Bloggende Wissenschaftler: Kurz und persönlich

Wissenschaftler haben das Bloggen für sich entdeckt - auch um Debatten anzustoßen. Das Publikum schätzt die neuen Zuspitzungen.

Vor den Trollen, diesen boshaften Störenfrieden, hatten sie zunächst ein bisschen Angst. Denn wo im Netz über Feminismus geschrieben wird, sind hasserfüllte Kommentatoren nie weit. „Aber bisher sind wir von solchen Anfeindungen verschont geblieben“, erzählt Sabine Hark, Professorin am Zentrum für Interdisziplinäre Frauen- und Geschlechterforschung an der TU Berlin. Seit einigen Monaten betreibt Hark zusammen mit Kolleginnen die Webseite http://blog.feministische-studien.de/ als Ergänzung zu der gleichnamigen Fachzeitschrift. Lange hatten die Wissenschaftlerinnen überlegt, wie sie auf sinkende Reichweiten und Abonnentenzahlen der Printpublikation reagieren sollten. Am Ende stand fest: Ab jetzt wird gebloggt.
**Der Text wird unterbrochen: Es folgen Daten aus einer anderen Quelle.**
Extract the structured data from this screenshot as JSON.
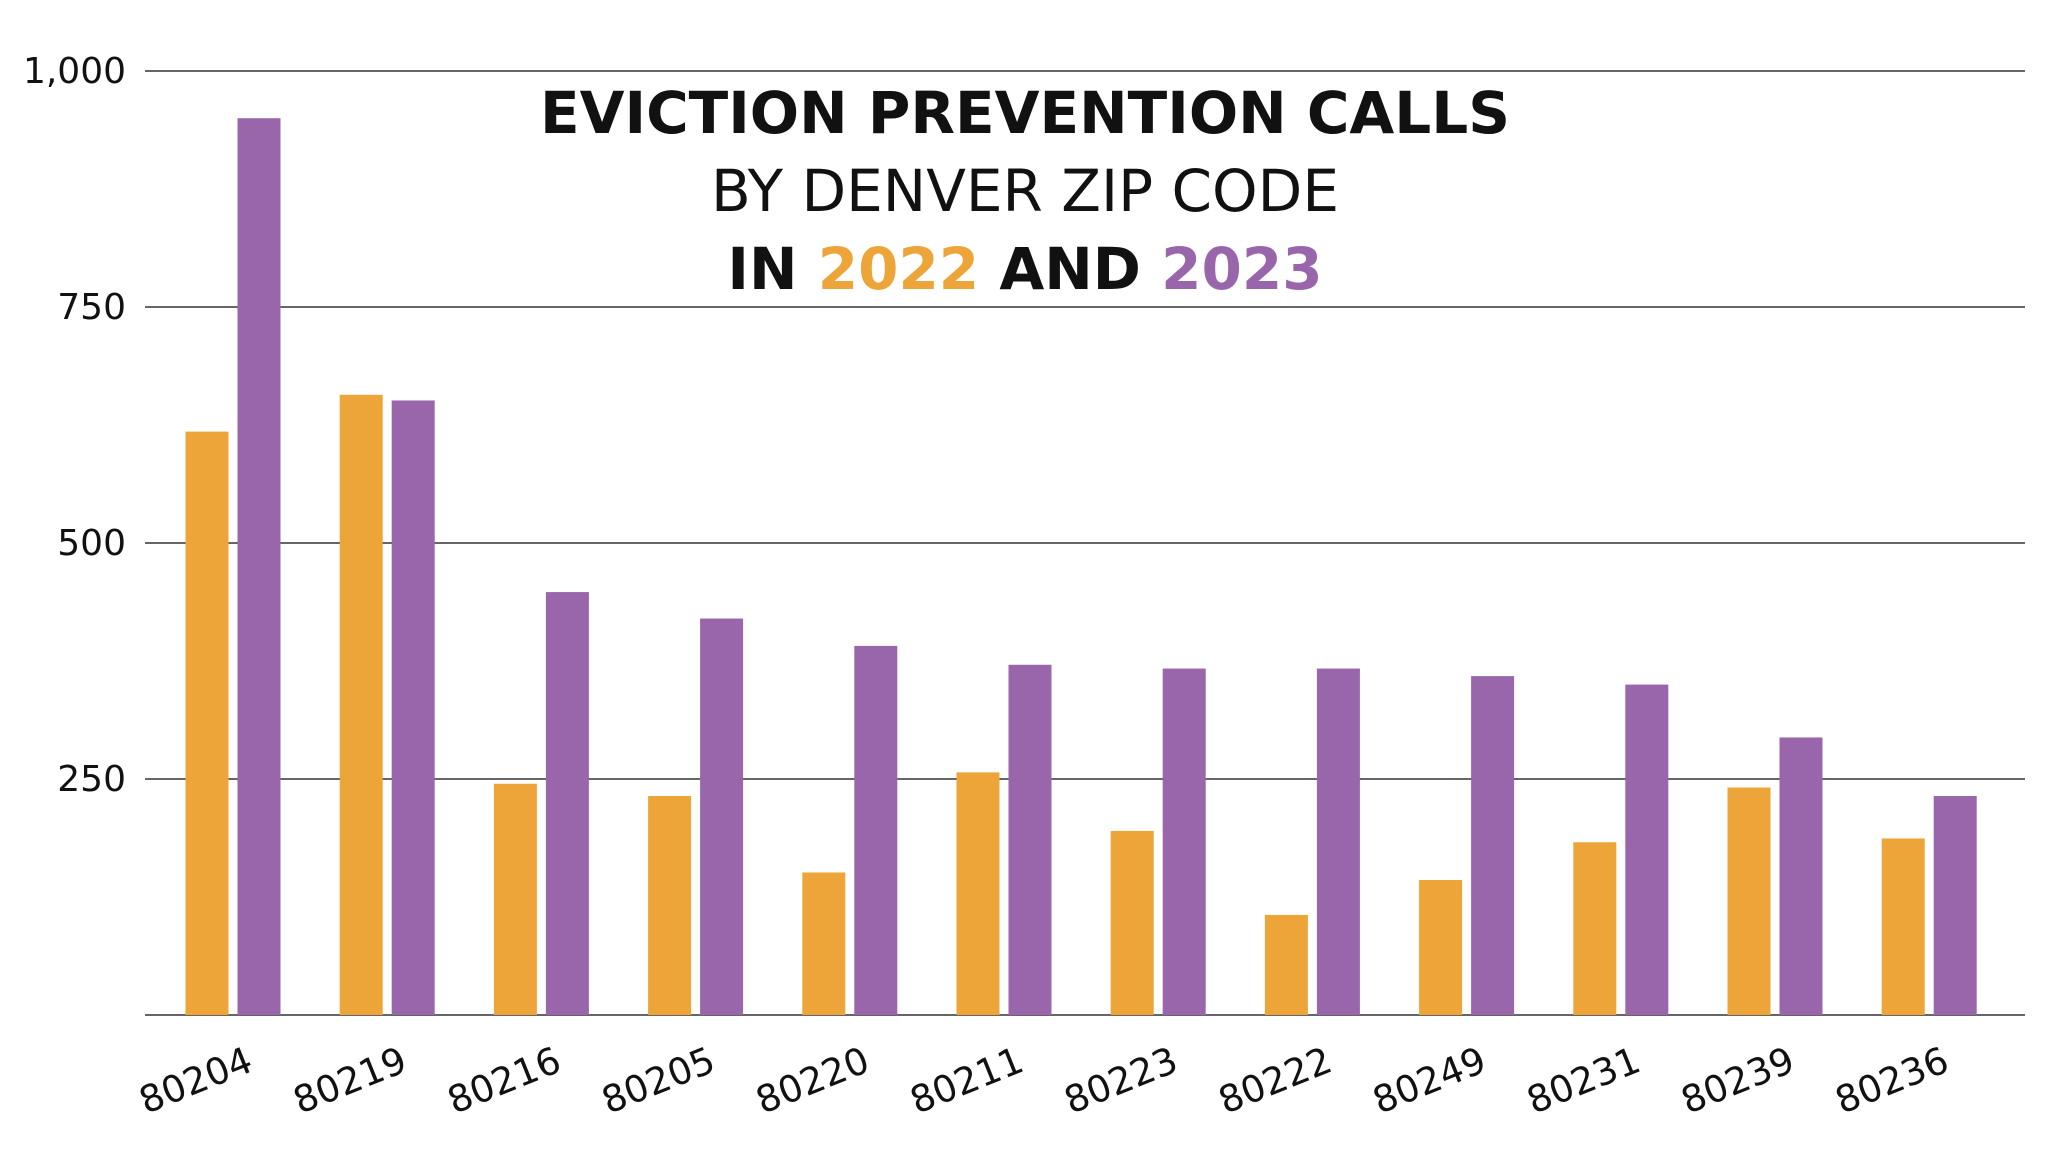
{
  "title": {
    "line1": "EVICTION PREVENTION CALLS",
    "line2": "BY DENVER ZIP CODE",
    "line3_prefix": "IN ",
    "line3_year1": "2022",
    "line3_mid": " AND ",
    "line3_year2": "2023"
  },
  "chart_data": {
    "type": "bar",
    "categories": [
      "80204",
      "80219",
      "80216",
      "80205",
      "80220",
      "80211",
      "80223",
      "80222",
      "80249",
      "80231",
      "80239",
      "80236"
    ],
    "series": [
      {
        "name": "2022",
        "color": "#eda53a",
        "values": [
          618,
          657,
          245,
          232,
          151,
          257,
          195,
          106,
          143,
          183,
          241,
          187
        ]
      },
      {
        "name": "2023",
        "color": "#9a66ab",
        "values": [
          950,
          651,
          448,
          420,
          391,
          371,
          367,
          367,
          359,
          350,
          294,
          232
        ]
      }
    ],
    "yticks": [
      "250",
      "500",
      "750",
      "1,000"
    ],
    "ylim": [
      0,
      1000
    ],
    "grid": true,
    "legend": "title"
  }
}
„Wir wollten ein schnelleres, politisch aktuelleres Format etablieren, in dem wechselnde Autorinnen und Autoren aus feministischer Perspektive über Themen ihrer Wahl schreiben.“ Und das tun sie: Auf dem Blog finden sich Texte über Pegida in Dresden ebenso wie über Social Freezing im Silicon Valley. Aktuelle Debatten werden aufgegriffen und aus Sicht der Genderforschung kommentiert und gedeutet. Gut lesbar soll das Ganze auch noch sein. „Unser Anspruch ist es, wissenschaftliche Perspektiven gegenstandsbezogen niedrigschwelliger zu formulieren.“

"Ohne den oft verzerrenden Filter durch die Medien"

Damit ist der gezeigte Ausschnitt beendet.